Он даже сны долгое время видел только на эту тему: как совершал тотальную гастрэктомию, проводил мобилизацию желудка, перерезал короткие сосуды близ селезенки, высоко отсекал пищевод и прочее, и прочее.
Но в ту, памятную, ночь он как раз не спал. Хозяйка дома, в котором ему выделили комнату, большая, полная, всегда веселая женщина преклонных лет, несколько раз заглядывала за тонкую ситцевую занавеску и спрашивала:
- Вы ще гуляетэ?
Ему нравилось, что его, 23-летнего мальчишку, называют на «вы», да еще по имени-отчеству. Хирург в сельской больнице был в те времена фигурой уважаемой, что там говорить! Правда, один оперирующий хирург здесь работал уже много лет – врач сталинской закалки по фамилии Зотов, мастер своего дела, фанатик, выпускник начала тридцатых. Он был стар и сед, но выправку имел юношескую. Увидеть его полуразвалившимся на кушетке в ординаторской, или, хуже того, сидящим с поджатой под себя ногой на стуле в кабинете – как раз те позиции, которые любил он, его ученик, - было практически невозможно. Всегда собранный, застегнутый на все пуговицы, с аккуратно зачесанными назад, слегка вьющимися волосами, Зотов олицетворял собой мужественность и волю – именно то, чего не хватало ему, рохле и ничтожеству (черт бы их побрал, эти мамины формулировочки!), и чему он, выбрав хирургическую стезю, собирался научиться во что бы то ни стало.

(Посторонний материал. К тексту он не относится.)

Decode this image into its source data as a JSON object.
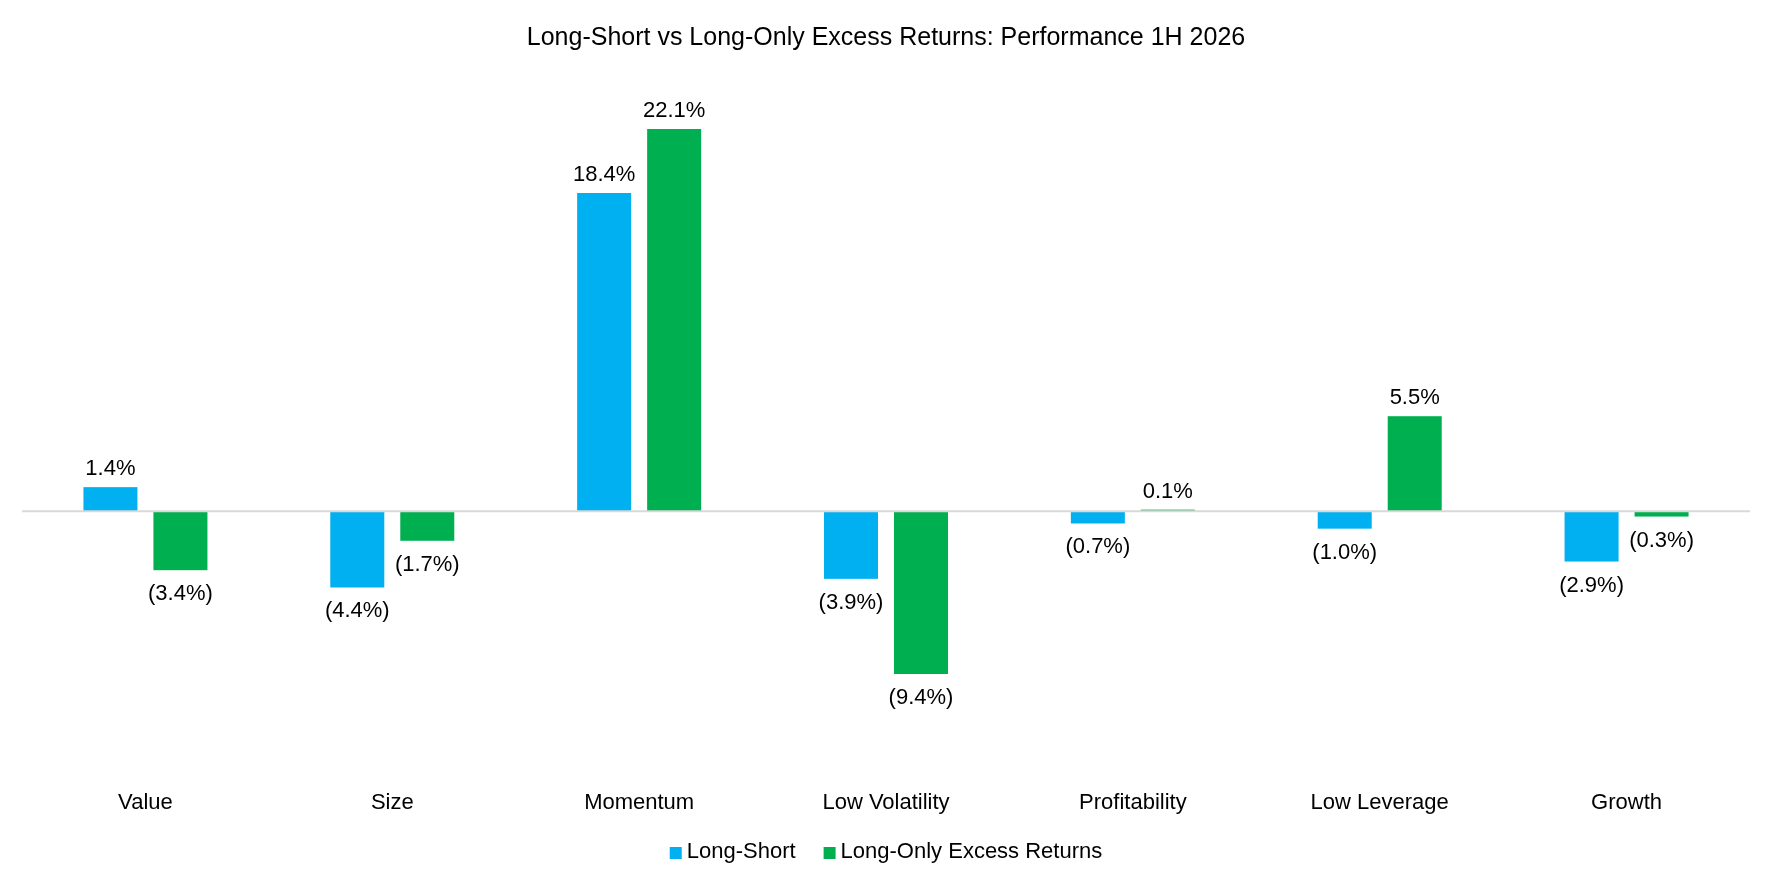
{
  "chart_data": {
    "type": "bar",
    "title": "Long-Short vs Long-Only Excess Returns: Performance 1H 2026",
    "relative": false,
    "categories": [
      "Value",
      "Size",
      "Momentum",
      "Low Volatility",
      "Profitability",
      "Low Leverage",
      "Growth"
    ],
    "series": [
      {
        "name": "Long-Short",
        "color": "#00b0f0",
        "values": [
          1.4,
          -4.4,
          18.4,
          -3.9,
          -0.7,
          -1.0,
          -2.9
        ],
        "value_labels": [
          "1.4%",
          "(4.4%)",
          "18.4%",
          "(3.9%)",
          "(0.7%)",
          "(1.0%)",
          "(2.9%)"
        ]
      },
      {
        "name": "Long-Only Excess Returns",
        "color": "#00b050",
        "values": [
          -3.4,
          -1.7,
          22.1,
          -9.4,
          0.1,
          5.5,
          -0.3
        ],
        "value_labels": [
          "(3.4%)",
          "(1.7%)",
          "22.1%",
          "(9.4%)",
          "0.1%",
          "5.5%",
          "(0.3%)"
        ]
      }
    ],
    "legend": "bottom"
  }
}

Он понимал, что дело было не только и не столько в хирургической виртуозности. Как-то раз принимали одного больного, молодого парня. Пьяная драка на танцах в райцентре, ножевое ранение в сонную артерию. Кровь хлещет с неимоверной силой, пульса нет, дыхания нет. Что делать? Хирурга в больнице – два, но действовать смог только Зотов. Он лег на пол – рядом с носилками, на которых было доставлено уже практически бездыханное тело, и стал делать прямое переливание крови.
А он – смог бы так?

2

У него никогда не было отца.
То есть, он, конечно, был – в биологическом смысле, но жили они всегда вдвоем с матерью.
Мать, красивая, русоволосая, с пронзительными серыми глазами и четким, командным голосом, была прокурором, и поэтому привыкла не просто говорить, а обвинять, озвучивать основы для судебных приговоров.

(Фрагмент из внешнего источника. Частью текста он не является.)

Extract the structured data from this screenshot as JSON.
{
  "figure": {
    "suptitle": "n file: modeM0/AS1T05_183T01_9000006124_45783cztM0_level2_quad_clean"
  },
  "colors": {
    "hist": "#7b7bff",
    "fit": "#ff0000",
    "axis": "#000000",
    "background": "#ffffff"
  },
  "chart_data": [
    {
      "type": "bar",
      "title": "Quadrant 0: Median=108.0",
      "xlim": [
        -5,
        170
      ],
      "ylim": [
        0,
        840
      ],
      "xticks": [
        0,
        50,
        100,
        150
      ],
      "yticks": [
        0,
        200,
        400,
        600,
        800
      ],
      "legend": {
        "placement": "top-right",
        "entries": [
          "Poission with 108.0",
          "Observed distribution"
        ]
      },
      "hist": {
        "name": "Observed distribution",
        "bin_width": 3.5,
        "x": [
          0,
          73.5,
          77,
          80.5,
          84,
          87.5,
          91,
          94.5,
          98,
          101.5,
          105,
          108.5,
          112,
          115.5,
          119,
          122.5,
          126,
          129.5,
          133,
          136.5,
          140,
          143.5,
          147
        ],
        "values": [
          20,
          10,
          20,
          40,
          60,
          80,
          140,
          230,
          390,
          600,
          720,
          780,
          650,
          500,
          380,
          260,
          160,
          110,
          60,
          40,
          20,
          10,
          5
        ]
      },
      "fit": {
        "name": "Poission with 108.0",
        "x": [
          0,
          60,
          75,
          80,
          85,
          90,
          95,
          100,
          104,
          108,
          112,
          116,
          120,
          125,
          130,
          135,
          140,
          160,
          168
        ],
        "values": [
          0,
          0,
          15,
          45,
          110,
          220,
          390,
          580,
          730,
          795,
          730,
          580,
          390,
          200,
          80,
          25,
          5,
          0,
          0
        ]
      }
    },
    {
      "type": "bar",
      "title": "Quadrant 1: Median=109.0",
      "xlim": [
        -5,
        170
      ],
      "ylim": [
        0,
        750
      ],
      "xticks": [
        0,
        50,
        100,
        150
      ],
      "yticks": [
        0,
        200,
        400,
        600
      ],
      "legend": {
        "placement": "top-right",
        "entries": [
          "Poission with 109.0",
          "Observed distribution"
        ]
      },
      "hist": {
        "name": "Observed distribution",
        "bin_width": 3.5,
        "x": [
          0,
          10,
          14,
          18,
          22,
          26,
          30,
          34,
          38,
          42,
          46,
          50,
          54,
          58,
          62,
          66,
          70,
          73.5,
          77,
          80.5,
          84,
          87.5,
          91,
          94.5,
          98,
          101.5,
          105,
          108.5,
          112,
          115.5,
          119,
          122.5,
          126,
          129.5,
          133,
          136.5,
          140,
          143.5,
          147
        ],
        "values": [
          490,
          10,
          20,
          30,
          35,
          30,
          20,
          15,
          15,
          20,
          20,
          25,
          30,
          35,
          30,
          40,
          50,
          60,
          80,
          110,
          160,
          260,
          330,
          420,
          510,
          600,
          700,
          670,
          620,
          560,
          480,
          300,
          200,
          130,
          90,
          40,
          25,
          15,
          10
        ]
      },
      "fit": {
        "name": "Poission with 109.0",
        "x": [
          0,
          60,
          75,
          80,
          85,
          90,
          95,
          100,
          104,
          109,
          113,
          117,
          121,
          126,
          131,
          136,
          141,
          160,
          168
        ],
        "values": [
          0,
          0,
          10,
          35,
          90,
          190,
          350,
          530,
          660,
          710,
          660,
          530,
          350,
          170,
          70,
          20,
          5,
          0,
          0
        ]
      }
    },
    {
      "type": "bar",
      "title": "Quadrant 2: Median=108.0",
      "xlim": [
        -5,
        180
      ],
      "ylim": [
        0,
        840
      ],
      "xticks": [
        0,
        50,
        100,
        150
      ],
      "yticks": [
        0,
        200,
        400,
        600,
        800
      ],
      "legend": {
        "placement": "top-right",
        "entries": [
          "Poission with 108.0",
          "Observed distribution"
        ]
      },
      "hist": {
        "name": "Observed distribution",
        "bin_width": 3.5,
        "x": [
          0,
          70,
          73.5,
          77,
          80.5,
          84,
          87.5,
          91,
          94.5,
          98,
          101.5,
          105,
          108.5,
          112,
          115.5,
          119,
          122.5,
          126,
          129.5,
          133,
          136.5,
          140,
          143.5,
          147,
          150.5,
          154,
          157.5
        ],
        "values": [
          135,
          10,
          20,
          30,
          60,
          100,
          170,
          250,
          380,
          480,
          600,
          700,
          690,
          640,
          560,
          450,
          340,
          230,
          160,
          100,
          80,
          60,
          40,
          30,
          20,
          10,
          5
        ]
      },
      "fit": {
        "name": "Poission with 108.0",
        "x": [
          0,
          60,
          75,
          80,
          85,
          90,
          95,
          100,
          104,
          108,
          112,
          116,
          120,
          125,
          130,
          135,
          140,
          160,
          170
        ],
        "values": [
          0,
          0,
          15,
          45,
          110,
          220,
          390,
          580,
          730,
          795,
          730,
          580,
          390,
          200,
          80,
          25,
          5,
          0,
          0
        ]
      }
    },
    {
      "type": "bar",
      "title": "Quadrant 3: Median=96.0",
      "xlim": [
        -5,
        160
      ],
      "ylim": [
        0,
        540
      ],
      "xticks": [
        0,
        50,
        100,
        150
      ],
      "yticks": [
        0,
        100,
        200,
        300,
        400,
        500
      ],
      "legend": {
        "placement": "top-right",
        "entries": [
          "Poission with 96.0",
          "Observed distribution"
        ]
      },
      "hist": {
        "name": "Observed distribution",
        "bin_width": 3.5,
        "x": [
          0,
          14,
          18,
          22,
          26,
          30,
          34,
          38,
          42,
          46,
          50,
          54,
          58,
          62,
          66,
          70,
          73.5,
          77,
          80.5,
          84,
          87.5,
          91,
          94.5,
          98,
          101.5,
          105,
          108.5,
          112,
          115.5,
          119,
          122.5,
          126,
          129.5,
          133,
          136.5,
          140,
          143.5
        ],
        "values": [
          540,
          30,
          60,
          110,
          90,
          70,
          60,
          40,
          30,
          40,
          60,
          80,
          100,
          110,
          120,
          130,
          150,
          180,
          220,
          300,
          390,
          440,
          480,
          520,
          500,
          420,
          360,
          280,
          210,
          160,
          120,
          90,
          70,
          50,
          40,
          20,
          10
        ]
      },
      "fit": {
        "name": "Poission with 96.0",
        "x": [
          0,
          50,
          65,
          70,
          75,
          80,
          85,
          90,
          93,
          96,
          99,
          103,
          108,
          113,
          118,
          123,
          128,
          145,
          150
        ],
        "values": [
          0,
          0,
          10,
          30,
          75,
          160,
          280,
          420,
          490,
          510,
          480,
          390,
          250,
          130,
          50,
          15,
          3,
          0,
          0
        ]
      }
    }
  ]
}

Он стыдился и боялся матери. Ему казалось, что она видит его насквозь.
- Ты врешь! – уличала она его в тех случаях, когда он и вправду лгал.

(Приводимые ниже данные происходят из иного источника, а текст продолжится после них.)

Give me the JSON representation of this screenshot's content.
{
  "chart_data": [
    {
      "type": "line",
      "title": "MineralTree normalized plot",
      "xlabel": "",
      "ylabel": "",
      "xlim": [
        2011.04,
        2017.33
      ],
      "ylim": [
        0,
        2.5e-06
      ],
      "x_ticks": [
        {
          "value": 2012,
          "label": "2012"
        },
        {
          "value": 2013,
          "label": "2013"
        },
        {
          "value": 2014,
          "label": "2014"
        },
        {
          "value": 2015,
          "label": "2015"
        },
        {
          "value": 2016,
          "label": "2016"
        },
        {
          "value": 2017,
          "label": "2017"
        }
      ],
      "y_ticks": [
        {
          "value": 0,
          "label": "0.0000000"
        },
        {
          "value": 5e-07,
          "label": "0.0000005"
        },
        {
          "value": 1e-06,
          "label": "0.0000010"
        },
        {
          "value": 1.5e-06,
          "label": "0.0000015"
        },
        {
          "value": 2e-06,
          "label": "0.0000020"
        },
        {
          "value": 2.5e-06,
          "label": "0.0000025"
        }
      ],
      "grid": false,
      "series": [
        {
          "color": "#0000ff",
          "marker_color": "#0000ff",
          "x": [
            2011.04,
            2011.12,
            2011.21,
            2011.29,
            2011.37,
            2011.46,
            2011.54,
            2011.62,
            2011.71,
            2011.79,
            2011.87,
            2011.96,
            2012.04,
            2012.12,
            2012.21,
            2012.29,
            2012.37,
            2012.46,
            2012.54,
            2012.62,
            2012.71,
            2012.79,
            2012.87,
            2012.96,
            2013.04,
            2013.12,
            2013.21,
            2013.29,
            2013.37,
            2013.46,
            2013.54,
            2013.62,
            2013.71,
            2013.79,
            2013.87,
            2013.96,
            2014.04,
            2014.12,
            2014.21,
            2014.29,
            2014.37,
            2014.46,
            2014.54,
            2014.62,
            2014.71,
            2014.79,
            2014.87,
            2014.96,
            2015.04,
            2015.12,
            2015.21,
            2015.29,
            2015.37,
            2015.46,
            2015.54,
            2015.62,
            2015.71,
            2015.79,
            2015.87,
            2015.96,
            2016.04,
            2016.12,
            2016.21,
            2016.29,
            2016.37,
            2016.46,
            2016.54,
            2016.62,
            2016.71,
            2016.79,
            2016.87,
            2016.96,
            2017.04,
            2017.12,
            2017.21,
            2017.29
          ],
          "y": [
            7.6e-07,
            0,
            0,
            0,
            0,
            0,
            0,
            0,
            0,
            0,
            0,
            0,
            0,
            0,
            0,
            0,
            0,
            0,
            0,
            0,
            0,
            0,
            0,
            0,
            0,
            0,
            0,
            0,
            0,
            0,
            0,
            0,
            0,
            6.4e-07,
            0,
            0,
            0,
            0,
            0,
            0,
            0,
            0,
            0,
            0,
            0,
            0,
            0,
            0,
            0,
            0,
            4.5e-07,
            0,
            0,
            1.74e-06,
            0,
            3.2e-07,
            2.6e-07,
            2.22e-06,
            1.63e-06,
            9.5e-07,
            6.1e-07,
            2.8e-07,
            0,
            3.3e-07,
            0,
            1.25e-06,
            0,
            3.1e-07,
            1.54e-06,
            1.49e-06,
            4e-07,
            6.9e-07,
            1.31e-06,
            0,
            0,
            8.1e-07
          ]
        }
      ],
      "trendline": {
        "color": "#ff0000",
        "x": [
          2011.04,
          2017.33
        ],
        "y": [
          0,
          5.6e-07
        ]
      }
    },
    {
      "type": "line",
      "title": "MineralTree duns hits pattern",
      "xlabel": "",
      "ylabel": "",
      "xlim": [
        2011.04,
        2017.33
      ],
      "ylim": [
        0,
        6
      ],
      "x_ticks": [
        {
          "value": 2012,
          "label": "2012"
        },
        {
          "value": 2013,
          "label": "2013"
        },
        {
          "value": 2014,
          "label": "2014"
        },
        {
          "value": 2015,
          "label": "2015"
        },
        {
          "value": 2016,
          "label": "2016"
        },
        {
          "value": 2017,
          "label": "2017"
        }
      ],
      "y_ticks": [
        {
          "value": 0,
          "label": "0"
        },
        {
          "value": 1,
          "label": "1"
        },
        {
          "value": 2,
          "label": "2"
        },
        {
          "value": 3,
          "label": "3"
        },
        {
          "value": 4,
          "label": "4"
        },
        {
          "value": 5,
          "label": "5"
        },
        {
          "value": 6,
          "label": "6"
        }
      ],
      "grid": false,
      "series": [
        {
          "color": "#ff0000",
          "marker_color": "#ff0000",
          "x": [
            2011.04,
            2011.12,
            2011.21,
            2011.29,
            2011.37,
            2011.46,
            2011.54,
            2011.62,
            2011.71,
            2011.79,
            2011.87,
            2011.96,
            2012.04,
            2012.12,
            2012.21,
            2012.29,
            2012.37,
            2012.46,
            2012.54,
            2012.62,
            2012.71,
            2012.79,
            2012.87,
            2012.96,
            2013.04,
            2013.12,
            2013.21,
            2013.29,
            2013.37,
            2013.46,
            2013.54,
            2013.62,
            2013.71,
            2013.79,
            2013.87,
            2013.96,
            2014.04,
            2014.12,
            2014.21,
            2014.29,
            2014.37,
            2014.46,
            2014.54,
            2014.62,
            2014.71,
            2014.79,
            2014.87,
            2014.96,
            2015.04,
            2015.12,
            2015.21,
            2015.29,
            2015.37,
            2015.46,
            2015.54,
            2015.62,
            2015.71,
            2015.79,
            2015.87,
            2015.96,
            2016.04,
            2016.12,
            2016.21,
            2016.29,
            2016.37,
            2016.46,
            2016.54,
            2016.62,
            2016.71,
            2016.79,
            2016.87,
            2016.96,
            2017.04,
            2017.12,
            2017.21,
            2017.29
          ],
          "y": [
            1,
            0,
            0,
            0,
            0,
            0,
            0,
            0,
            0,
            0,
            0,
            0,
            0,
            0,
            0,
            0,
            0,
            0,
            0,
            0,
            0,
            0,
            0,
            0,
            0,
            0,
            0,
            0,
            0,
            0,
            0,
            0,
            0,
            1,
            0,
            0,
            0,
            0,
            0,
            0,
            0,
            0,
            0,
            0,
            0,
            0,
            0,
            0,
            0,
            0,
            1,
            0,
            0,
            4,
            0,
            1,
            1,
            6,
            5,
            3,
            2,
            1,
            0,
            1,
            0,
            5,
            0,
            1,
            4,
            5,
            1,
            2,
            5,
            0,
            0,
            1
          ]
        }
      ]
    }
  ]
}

Ему становилось стыдно, тошнота подкатывала к горлу. Мать просматривала его, как просматривала свои многочисленные уголовные дела, изучала под микроскопом, словно безмозглую инфузорию-туфельку, и, тем самым, убивала все живое, лишала радости. При ней он не мог быть собой. Да он и не знал ничего про себя!
- Мямля! – изрекала она свой приговор. – Трус и слабак!
Он подолгу смотрел на себя в материно большое трюмо, занимавшее треть ее спальни. Действительно, слабак. Ничтожество. Худой, бледный, да еще очкарик. Волосы, правда, были красивыми, волнистой копной вздымались надо лбом. Он был похож на актера Игоря Костолевского – ему неоднократно говорили об этом материны подруги. Они часто приходили к ним в дом, заполняя собой все пространство. Сидели за столом, разливали любимую матерью «Мадеру» в хрустальные бокалы, смеялись, шумно обсуждали какие-то свои дела. Он болтался тут же, пытаясь участвовать в разговорах, шутить, острословить. Мать смотрела на это снисходительно. Во время таких застолий она становилась мягче, спокойнее, благодушнее. Никто даже не догадывался, что происходит, когда за гостями закрывается дверь.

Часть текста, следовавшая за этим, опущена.